Rusya Ukrayna’yı işgal ettiğinde, Finlileri Rusya’nın yakında Finlandiya’ya da saldıracağına inandırmanın çok kolay olduğu bir durum yarattı. Sıradan insanlar gerçekten korktular ve bombalar düşmeye başladığında nereye gideceklerini merak ettiler.
Örneğin, kiracı toplantılarında dahi bu konu birçok kez ciddi bir tartışma konusu olarak gündeme geldi.
Elbette NATO üyeliğinin arkasında ekonomik çıkarlar da dahil olmak üzere pek çok kişisel çıkar olduğu açık. Ancak siyasi eliti NATO’YA en çok cezbeden şeyin diğerleriyle aynı “kulüpte” yer alma fikri olduğunu söyleyebilirim. Kendi güçlerini arttırmak ve elbette Rusya’ya bir tokat atmak. Büyük bir gücün yanı başında küçük bir ülke olmak kolay değil.

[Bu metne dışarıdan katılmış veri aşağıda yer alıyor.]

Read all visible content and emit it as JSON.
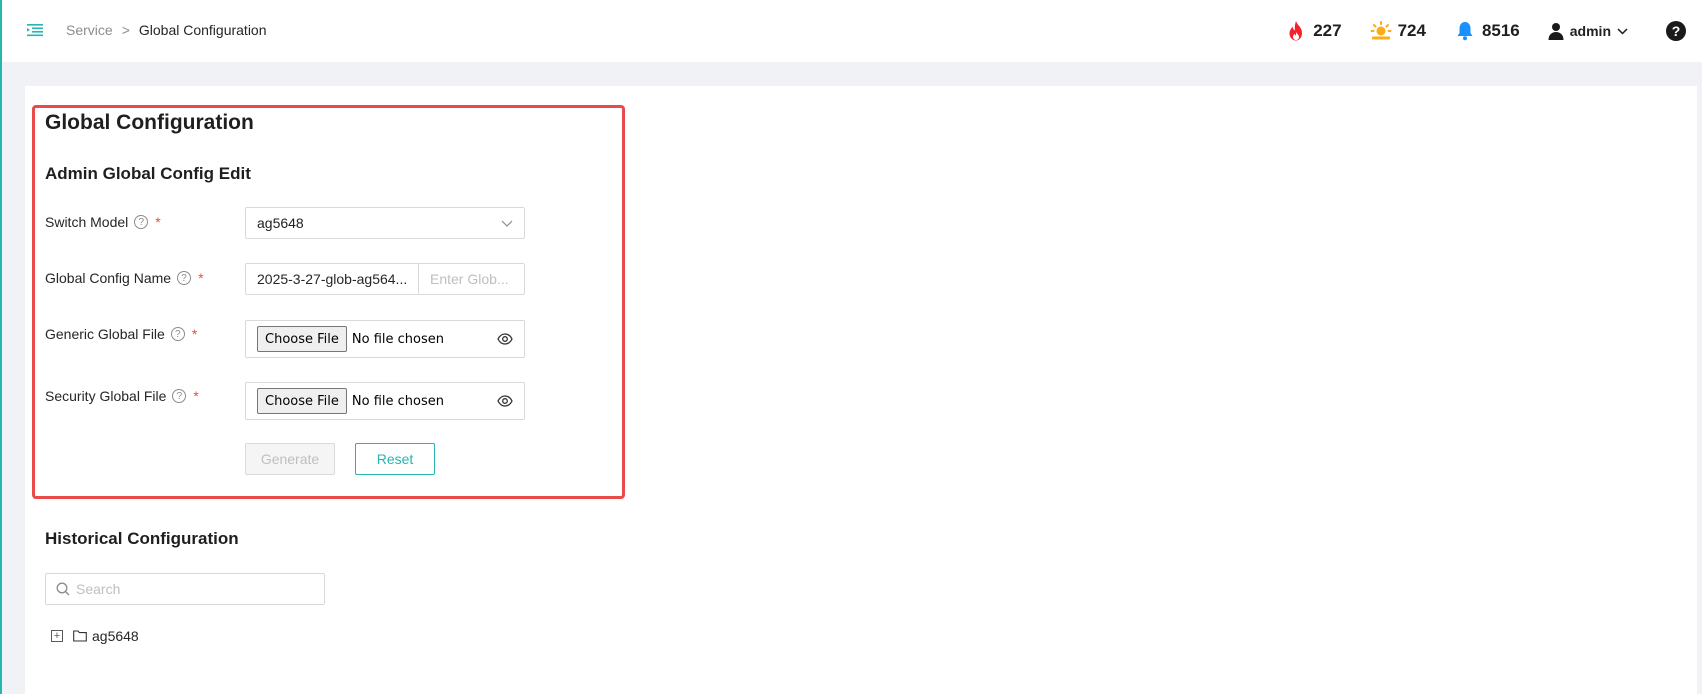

Ancak bu, dar görüşlülük ve korkudan kaynaklanan hızlı bir kararla güvenliği riske atmak için bir neden değildir.
NATO üyeliği sakin bir tartışma gerektiriyordu ve şimdi açıkça görebildiğimiz gibi bunun için bolca zaman vardı. Her halükarda bu korku tacirliği, Finlandiya’nın NATO’YA katılımının pek çok kişi için mümkün ve hatta zorunlu göründüğü bir durum yarattı.